I'm toying with code from here that uses RawSecurityDescriptor class to read a security descriptor from Windows registry, alter it and then store the altered descriptor back. That's basically the same as what "dcomperm" Microsoft SDK sample does.

Yet "dcomperm" sample does two conversions - once the descriptor is read from the registry it is converted from "selt-relative" to "absolute" using MakeAbsoluteSD() and then altered in that form and once the alteration is complete it is converted back to "self-relative" using MakeSelfRelativeSD() and stored in "self-relative" form.

In the code I link to there're no such conversions.

How are they done in C#? Are they done internally by the .NET framework or do I have to do them on my own with P/Invoke?

Answer 1

As I understand it, the classes in the System.Security.AccessControl namespace like RawSecurityDescriptor, RawAcl etc provide managed representatons of the information in the corresponding Win32 constructs. So an instance of RawSecurityDescriptor is a .NET object, with fields which are also .NET objects (including, for example, two RawAcl objects for the DACL and the SACL). This managed representation is not directly related to either the absolute or the self-relative form of unmanaged SecurityDescriptor.

The RawSecurityDescriptor class provides conversions to and from the managed representation, one to the textual SDDL representation (not relevant to your question) and one to what it calls "BinaryForm", which corresponds to the Win32 self-relative structure, representing the SD as a contiguous array of bytes.

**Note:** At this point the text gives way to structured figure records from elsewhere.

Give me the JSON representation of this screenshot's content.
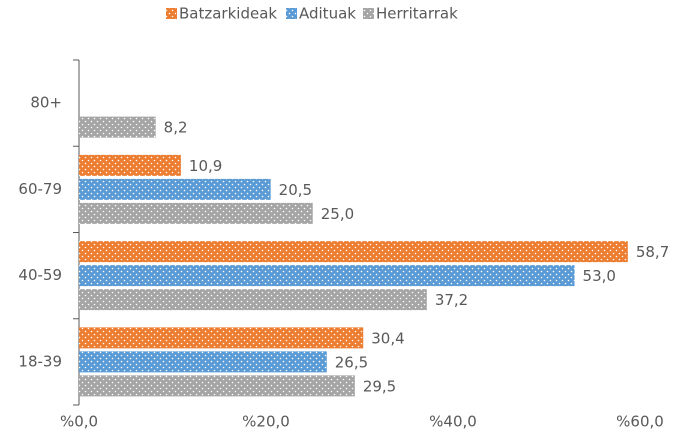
{
  "chart_data": {
    "type": "hbar",
    "categories": [
      "80+",
      "60-79",
      "40-59",
      "18-39"
    ],
    "series": [
      {
        "name": "Batzarkideak",
        "color": "#ed7d31",
        "values": [
          null,
          10.9,
          58.7,
          30.4
        ],
        "value_labels": [
          null,
          "10,9",
          "58,7",
          "30,4"
        ]
      },
      {
        "name": "Adituak",
        "color": "#5b9bd5",
        "values": [
          null,
          20.5,
          53.0,
          26.5
        ],
        "value_labels": [
          null,
          "20,5",
          "53,0",
          "26,5"
        ]
      },
      {
        "name": "Herritarrak",
        "color": "#a5a5a5",
        "values": [
          8.2,
          25.0,
          37.2,
          29.5
        ],
        "value_labels": [
          "8,2",
          "25,0",
          "37,2",
          "29,5"
        ]
      }
    ],
    "xlim": [
      0,
      60
    ],
    "xticks": [
      {
        "value": 0,
        "label": "%0,0"
      },
      {
        "value": 20,
        "label": "%20,0"
      },
      {
        "value": 40,
        "label": "%40,0"
      },
      {
        "value": 60,
        "label": "%60,0"
      }
    ],
    "legend": "top"
  }
}
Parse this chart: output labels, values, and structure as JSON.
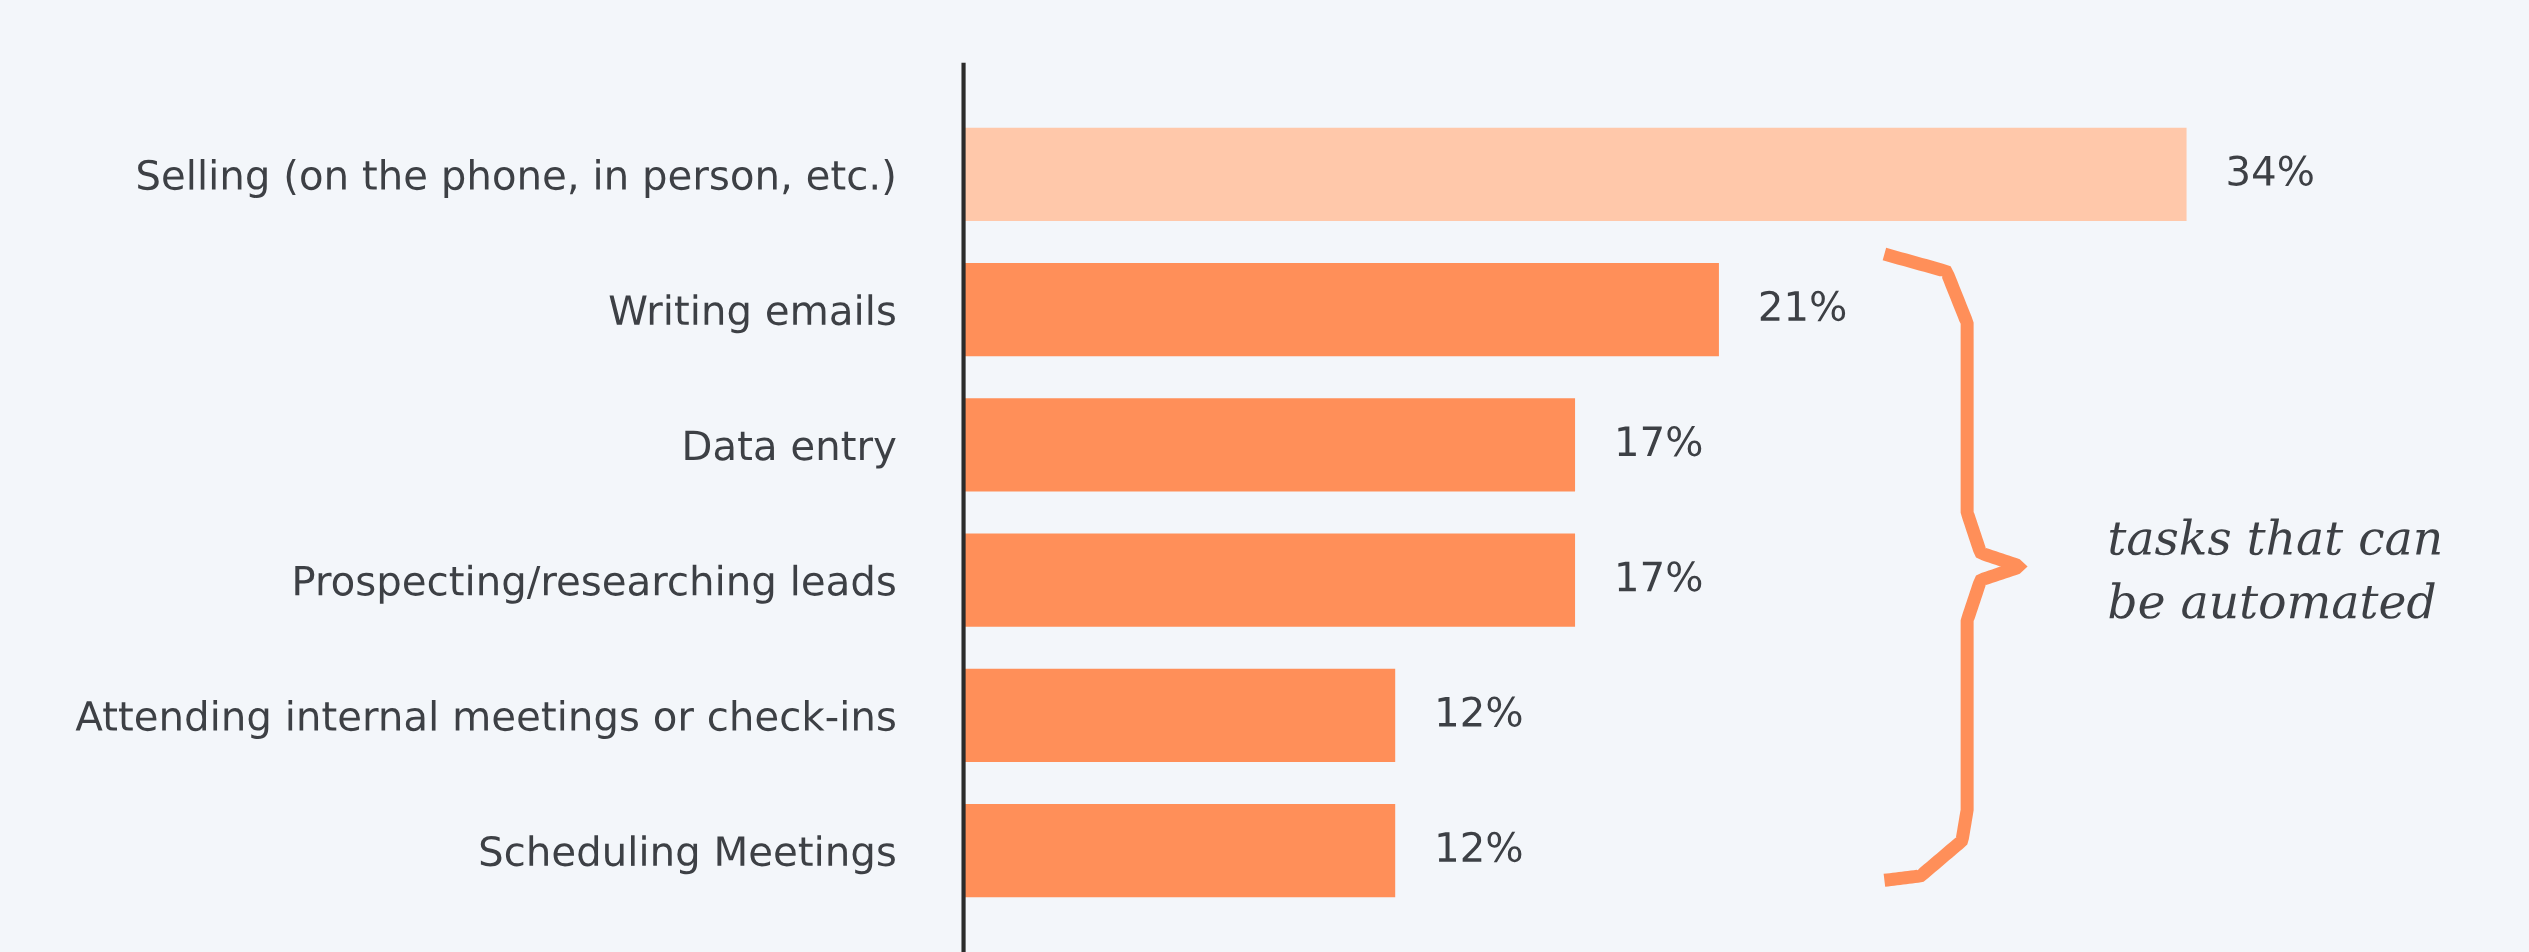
{
  "chart_data": {
    "type": "bar",
    "orientation": "horizontal",
    "categories": [
      "Selling (on the phone, in person, etc.)",
      "Writing emails",
      "Data entry",
      "Prospecting/researching leads",
      "Attending internal meetings or check-ins",
      "Scheduling Meetings"
    ],
    "values": [
      34,
      21,
      17,
      17,
      12,
      12
    ],
    "colors": [
      "#ffc8aa",
      "#ff8f59",
      "#ff8f59",
      "#ff8f59",
      "#ff8f59",
      "#ff8f59"
    ],
    "value_labels": [
      "34%",
      "21%",
      "17%",
      "17%",
      "12%",
      "12%"
    ],
    "annotations": [
      "tasks that can\nbe automated"
    ],
    "grid": false,
    "legend": false
  }
}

Your managed code sample uses the ctor for RawSecurityDescriptor which converts from the self-relative byte array stored in the registry, to the managed representation. The changes are then made to the managed representation using .NET code, and at the end the GetBinaryForm method is called to convert the amended SD back to the self-relative unmanaged form to store in the registry. Thus the managed code never needs to concern itself with any absolute SD structure.

Unmanaged code does need to make the conversion each way because some of the Win32 APIs called to change the SD require the absolute form.